Leaves falling make garden redos easier to plan
Posted: Tuesday, November 27, 2012 8:00 pm
By: By Jimmy Williams
It is a fortuitous coincidence that leaf-fall coincides with ideal planting time for most trees and shrubs, and at just the time nurseries and discount stores offer the year’s best bargains on many woody plants.
As your garden segues from ponderous leafage to spare effect, its bones are revealed and thus is presented an annual opportunity to add to or re-arrange (or both) its contents to your greater satisfaction. You need read no further if your garden is already perfect.
It is nothing short of amazing how evergreens seem to pop forth after deciduous trees have shed their load. They have been there all along, but gone largely unnoticed.
A prime example is (was) a 30-year-old Canadian hemlock in our woods. I looked forward to its winter contribution each year, especially when its drooping branches drooped even more with every fall of snow.
Alas, the late drought years finally did it in, as they have numerous other jewels on our place and yours. It has been replaced with a Donald Egolf redbud, which has the advantage, of course, of timely spring bloom but not evergreen foliage.
You have similar occasions for replacement of drought kills. Late fall or winter is the opportune time for planting them, as long as the ground is not frozen.
One caveat concerns marginally winter-hardy material, i.e. azaleas and some others. It is best to wait until danger of severe cold (we might still get some, even post-Gore) has passed; that is, mid-February onward.
Of even more significant import, perhaps, is considerable re-doing of whole areas of your garden.
I wrote of an example of that last week in the case of Donna Ellis and the timely refurbishing at her garden at Van Dyke. (She did plant some azaleas in fall, but they were varieties that exhibit extra winter hardiness.)
This kind of operation can be quite involved, more or less so depending on how big an area is to be considered. Your budget and available time will be quantifying factors, and it might be that one section can be tackled this year, another a year hence, etc
If you thus do it piecemeal, you will surely want to have priorities — No. 1 this year, No. 2 next year, and on down the line.
Sans leaves, your problem is considerably clarified. Without the cumber of leafage, the lines of your garden are distinctly defined and it is surprising how many possible changes evidence themselves that you hadn’t noticed before.
In my own case, there is an area at the top (north) end of our rock wall border that has recently disappointed me.

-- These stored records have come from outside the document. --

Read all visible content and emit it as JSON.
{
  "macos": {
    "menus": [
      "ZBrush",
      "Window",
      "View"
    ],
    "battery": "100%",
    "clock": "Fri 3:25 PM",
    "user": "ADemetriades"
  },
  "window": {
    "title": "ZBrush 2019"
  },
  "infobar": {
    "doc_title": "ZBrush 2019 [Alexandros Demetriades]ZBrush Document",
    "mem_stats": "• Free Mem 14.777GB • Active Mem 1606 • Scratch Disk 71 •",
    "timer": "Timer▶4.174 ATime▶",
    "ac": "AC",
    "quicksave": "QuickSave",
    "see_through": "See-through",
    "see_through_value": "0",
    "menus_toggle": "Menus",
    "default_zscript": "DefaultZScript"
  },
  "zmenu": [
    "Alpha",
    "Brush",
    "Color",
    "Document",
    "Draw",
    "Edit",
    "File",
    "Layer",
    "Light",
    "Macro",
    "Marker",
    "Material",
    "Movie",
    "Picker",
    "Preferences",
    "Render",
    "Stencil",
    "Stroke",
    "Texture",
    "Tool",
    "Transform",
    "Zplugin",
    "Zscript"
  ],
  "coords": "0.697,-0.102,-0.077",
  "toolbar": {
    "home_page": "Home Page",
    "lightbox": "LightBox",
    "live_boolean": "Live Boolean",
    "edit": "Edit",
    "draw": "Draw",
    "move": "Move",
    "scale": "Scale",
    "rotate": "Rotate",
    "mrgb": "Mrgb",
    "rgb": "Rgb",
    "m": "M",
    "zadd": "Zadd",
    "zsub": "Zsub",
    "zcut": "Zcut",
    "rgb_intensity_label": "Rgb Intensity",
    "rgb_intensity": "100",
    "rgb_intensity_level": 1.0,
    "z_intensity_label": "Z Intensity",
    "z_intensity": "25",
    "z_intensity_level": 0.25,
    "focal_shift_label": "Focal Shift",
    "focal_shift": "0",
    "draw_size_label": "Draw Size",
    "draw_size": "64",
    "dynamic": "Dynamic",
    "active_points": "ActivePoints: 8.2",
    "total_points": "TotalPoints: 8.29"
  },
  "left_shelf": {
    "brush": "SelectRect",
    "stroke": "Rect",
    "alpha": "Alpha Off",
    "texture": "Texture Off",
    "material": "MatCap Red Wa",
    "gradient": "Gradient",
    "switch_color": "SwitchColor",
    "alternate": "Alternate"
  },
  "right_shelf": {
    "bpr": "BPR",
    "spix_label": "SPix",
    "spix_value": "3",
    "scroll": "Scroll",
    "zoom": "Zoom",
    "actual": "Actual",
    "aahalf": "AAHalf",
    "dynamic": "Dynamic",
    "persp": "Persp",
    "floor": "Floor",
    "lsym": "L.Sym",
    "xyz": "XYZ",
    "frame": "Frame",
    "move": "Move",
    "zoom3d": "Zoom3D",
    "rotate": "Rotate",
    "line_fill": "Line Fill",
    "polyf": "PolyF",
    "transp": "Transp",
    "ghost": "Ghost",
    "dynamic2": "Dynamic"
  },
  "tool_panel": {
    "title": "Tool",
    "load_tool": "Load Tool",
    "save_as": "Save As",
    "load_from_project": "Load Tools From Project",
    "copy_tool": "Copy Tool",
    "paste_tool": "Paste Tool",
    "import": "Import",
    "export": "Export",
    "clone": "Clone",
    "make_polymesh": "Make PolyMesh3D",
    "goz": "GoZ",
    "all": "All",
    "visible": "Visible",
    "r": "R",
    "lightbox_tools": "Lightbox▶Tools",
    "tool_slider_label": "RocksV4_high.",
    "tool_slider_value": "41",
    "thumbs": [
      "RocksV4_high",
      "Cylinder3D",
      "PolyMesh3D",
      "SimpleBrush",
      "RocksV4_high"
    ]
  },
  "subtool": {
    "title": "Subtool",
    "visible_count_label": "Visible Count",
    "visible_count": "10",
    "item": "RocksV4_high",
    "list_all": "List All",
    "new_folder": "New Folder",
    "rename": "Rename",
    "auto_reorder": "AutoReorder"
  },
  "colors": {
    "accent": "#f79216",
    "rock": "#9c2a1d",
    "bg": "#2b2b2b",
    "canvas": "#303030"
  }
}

A Vicary privet there has leaves that flush yellow, and when I planted it (replacing a worn-out Boulevard cypress) a few years ago the idea was to shear it occasionally so that new, yellow leaves would continue to expand the summer through.
Alas, such has not been the case. Instead there have been only a few brief weeks of the year when the desired effect has evidenced itself. The rest of the time the leaves are a dull green.
It is going out this winter, and will be replaced with a Gilt Edge elaeagnus, with variegated yellow-and-green leaves the year-round.
It will tend to get too wide, but about twice a year I will clip it over.
Next to it is a big clump of cannas with pale yellow flowers, which will go just right, methinks, with the elaeagnus.
The cannas, however, will be moved back (replacing a Rose Glow barberry that also disappointed), and they, in turn, will be fronted with a Bombshell hydrangea.
Behind all this is a big clump of variegated Arundo donax, colloquially called “cane” hereabouts, which towers to 15 feet over the course of a summer.
Our garden is going on 39 years old, and such upheavals have been ongoing since Day 1, for one reason or another, and will continue as long as I can pick up a spade.